On ne peut que se réjouir de ce que quasiment plus aucun manuel papier ne transite dans les cartables des élèves, entre le collège et le domicile familial : l’objectif initial de réduction du poids semble donc en grande partie atteint.

Mais il est tout de même paradoxal de constater que le plus souvent l’adoption du manuel numérique n’a vraiment pas été un vecteur d’innovation pédagogique et que son utilisation réelle est restée très réduite :

    • une partie des adeptes du cours principalement magistral ou dialogué n’ont rien changé à leurs pratiques, estimant que le manuel numérique ne leur apportait rien de mieux. Ceux qui ont malgré tout fait l’effort de l’intégrer à leurs pratiques ont le plus souvent projeté devant leurs élèves un manuel installé en local (sur clé USB, sur CD Rom, sur disque dur…), parce que plus enrichi. Dans ce type de cas, le manuel accessible en ligne à travers l’ENT (objet de l’expérimentation…) n’a donc que très peu été utilisé. Le manuel papier est généralement resté au domicile des élèves, où le manuel numérique n’a pas été utilisé non plus, et les démarches transmissives ont plus été confortées qu’atténuées.
    • les plus attachés aux pédagogies « actives » ou « constructivistes » ont parfois été contraints à un retour vers des cours plus uniformes et descendants, leur salle de cours n’étant équipée que d’un vidéo projecteur ou d’un TBI. Mais la plupart ont très vite inversé le dispositif en conservant les manuels papiers en classe pour pouvoir s’adapter aux différences de rythmes de leurs élèves et leur permettre des phases de travail autonome. Dans ces conditions, le manuel numérique a donc également été très peu utilisé. Il l’a en revanche été davantage par les élèves à leur domicile, pour les travaux à la maison.
    • quant à ceux qui sont disposés à produire leurs propres supports de cours, ils n’ont souvent pas trouvé leur compte dans le manuel numérique du fait de son manque d’enrichissements multimédia, d’interactivité, de souplesse et d’ouverture. Ils ont poursuivi leur démarche créative et innovante, indépendamment du manuel numérique, sans vraiment l’utiliser car cela aurait constitué une régression pour eux.
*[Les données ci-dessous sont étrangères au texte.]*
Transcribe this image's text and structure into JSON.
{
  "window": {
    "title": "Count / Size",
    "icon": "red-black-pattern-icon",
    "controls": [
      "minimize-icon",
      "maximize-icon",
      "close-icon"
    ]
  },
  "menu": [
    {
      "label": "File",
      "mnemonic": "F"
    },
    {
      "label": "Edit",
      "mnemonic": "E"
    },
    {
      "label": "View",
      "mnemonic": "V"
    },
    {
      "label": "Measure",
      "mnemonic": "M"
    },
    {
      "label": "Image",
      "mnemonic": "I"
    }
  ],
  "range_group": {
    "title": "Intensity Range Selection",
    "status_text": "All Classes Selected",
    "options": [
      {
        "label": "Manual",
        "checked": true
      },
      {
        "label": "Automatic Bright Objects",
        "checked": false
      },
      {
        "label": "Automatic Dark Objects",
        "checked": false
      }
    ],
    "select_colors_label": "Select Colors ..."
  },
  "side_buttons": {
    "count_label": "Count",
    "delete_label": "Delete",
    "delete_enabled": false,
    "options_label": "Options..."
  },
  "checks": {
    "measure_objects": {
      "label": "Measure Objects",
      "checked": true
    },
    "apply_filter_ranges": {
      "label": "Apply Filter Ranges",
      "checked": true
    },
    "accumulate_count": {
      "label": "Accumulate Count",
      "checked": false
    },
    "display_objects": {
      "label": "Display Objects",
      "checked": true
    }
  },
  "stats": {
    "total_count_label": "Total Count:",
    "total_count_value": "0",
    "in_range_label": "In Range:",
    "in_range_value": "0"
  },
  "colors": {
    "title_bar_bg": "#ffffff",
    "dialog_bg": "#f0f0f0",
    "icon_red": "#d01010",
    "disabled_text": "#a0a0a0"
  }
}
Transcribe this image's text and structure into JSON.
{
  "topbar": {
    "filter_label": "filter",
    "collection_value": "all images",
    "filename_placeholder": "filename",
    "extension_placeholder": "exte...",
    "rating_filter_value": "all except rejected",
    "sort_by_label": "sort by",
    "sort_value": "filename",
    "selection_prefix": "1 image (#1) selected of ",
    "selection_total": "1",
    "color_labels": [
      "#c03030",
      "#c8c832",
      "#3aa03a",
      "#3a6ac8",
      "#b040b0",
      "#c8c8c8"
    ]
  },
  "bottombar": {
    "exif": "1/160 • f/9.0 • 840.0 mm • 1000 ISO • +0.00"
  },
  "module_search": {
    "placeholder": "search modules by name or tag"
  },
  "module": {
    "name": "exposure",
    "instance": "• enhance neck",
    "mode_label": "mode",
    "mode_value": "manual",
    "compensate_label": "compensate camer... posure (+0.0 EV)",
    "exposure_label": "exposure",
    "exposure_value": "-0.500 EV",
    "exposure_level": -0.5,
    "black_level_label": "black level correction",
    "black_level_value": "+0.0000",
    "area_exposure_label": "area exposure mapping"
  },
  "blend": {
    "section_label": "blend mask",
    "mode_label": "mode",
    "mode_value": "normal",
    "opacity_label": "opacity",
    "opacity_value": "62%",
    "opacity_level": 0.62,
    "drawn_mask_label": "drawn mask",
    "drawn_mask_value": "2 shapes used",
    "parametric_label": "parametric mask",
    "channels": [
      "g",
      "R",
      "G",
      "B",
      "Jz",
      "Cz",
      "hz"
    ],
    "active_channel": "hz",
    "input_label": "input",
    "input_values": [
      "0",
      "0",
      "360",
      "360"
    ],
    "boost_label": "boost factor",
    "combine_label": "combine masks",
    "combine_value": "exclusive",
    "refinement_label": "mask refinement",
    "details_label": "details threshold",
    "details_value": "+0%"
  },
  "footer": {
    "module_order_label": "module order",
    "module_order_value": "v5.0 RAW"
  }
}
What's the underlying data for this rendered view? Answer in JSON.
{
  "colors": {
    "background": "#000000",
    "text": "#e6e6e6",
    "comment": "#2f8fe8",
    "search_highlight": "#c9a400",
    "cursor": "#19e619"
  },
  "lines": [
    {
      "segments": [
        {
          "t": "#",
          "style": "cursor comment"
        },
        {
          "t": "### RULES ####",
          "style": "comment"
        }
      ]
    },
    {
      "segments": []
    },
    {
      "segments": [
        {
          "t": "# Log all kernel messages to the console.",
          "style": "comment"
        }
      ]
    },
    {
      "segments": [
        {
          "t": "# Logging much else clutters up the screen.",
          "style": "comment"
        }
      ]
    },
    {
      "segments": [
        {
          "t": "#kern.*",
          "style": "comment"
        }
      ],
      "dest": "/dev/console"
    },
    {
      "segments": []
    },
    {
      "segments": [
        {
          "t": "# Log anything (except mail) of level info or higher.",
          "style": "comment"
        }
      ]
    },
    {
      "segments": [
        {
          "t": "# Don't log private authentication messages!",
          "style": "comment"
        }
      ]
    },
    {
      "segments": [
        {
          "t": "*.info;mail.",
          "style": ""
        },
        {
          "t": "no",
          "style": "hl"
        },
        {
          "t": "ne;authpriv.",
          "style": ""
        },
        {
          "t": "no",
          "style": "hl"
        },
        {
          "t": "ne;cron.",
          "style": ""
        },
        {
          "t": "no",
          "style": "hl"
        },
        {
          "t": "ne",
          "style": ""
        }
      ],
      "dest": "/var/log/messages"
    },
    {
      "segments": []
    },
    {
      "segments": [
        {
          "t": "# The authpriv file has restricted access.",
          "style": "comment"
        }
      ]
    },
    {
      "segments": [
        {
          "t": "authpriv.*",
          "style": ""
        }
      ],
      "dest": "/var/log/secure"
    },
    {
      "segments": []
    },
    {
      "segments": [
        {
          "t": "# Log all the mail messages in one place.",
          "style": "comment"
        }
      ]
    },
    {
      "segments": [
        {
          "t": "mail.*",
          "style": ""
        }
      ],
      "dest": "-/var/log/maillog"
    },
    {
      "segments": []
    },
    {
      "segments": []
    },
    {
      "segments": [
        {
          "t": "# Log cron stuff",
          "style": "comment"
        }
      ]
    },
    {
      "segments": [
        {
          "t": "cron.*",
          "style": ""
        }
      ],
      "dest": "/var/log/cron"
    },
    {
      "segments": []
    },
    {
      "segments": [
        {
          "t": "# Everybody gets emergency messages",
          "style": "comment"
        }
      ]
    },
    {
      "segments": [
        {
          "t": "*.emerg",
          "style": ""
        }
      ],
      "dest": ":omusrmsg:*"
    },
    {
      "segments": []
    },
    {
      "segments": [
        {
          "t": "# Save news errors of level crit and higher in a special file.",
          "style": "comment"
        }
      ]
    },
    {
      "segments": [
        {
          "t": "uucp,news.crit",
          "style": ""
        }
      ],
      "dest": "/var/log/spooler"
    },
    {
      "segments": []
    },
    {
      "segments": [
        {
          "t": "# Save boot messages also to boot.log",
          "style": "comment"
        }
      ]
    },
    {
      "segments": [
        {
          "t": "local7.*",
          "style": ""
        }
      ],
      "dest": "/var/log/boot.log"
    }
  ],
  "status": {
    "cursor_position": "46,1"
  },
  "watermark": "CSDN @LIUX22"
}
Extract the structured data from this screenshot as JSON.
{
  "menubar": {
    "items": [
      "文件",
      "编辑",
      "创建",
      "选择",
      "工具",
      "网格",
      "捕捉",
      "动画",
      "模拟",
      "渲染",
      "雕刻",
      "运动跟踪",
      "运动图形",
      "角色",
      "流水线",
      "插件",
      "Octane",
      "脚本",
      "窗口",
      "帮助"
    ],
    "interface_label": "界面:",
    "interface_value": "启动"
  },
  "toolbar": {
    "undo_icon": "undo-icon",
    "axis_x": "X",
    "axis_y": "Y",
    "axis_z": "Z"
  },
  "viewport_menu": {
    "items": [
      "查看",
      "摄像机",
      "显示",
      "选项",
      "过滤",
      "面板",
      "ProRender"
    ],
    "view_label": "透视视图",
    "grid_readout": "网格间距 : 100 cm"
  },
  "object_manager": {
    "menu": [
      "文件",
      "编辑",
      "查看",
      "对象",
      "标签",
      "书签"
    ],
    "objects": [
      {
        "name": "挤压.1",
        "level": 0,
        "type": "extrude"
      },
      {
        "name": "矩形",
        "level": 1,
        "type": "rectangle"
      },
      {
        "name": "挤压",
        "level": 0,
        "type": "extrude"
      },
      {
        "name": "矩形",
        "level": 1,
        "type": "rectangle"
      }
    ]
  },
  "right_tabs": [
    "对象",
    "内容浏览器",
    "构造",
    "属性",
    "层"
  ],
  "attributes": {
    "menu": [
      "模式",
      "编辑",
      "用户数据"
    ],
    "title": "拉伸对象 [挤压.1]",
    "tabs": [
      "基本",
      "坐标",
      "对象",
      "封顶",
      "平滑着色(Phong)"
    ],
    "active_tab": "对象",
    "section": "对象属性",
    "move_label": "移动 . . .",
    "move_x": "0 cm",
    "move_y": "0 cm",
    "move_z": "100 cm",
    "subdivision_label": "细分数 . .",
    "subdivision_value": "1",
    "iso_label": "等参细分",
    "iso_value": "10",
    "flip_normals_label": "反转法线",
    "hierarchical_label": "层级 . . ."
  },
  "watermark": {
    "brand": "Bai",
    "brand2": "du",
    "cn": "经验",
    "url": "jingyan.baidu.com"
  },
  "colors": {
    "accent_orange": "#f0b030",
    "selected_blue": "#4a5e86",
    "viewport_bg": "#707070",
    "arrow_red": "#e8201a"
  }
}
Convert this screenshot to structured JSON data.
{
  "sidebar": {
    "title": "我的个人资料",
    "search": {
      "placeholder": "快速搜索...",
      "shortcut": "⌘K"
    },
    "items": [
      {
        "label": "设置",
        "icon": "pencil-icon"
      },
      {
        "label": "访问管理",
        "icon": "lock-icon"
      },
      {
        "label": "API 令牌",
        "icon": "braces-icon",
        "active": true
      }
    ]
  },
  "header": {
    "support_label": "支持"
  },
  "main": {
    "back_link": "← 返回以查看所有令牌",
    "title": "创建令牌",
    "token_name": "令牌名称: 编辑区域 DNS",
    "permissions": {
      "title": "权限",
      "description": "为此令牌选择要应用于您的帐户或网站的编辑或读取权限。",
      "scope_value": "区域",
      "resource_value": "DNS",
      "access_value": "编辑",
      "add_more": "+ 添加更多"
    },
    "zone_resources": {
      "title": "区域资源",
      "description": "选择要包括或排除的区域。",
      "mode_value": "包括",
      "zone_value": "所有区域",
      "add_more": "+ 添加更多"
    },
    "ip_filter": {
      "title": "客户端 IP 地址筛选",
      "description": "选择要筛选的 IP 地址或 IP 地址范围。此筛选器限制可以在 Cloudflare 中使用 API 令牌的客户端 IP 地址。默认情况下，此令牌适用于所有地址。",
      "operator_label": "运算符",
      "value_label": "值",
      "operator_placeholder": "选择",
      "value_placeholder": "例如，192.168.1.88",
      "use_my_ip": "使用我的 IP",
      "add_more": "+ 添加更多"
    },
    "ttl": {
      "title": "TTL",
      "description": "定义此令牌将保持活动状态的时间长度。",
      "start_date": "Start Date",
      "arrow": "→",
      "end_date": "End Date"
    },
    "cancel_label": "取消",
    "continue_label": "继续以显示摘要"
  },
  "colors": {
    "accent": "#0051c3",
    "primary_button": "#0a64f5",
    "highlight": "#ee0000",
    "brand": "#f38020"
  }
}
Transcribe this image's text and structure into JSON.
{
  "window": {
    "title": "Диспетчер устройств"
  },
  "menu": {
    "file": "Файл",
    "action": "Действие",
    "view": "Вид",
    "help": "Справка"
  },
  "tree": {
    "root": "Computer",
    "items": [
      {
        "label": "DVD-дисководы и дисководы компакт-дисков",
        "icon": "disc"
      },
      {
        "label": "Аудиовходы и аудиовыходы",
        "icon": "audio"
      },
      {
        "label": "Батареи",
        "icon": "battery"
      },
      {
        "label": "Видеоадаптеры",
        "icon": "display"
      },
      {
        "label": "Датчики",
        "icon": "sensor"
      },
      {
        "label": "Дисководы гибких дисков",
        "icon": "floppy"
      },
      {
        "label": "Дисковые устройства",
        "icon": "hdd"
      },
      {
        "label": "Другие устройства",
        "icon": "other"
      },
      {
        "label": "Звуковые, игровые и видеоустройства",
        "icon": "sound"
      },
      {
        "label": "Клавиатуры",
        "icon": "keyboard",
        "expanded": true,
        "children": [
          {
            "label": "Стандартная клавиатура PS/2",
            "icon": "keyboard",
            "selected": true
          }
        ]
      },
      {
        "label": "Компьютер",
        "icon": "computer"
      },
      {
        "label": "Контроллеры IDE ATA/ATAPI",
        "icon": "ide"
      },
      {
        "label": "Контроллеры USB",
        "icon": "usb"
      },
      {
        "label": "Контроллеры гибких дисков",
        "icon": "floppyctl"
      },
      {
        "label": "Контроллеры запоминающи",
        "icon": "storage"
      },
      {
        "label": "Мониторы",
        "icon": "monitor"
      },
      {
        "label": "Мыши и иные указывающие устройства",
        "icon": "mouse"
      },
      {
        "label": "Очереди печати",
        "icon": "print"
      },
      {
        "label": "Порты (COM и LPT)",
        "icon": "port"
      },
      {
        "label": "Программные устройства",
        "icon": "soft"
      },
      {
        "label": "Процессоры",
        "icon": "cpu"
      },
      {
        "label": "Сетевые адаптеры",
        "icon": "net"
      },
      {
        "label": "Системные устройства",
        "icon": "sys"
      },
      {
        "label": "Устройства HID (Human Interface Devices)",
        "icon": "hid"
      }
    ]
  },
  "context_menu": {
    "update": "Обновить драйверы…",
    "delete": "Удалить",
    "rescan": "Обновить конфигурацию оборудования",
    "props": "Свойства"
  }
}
D’un certain point de vue, les résultats de l’expérimentation « Manuels numériques » risquent d’être considérés comme décevants. N’oublions pas que ce n’était qu’une première, durant laquelle la qualité des manuels numériques a progressé, de même que l’équipement des établissements et les représentations des enseignants, dans un domaine où les maturations sont forcément lentes.

Bruno LEBRAT

Enseignant d’Histoire-Géographie, utilisateur d’un manuel numérique et formateur académique.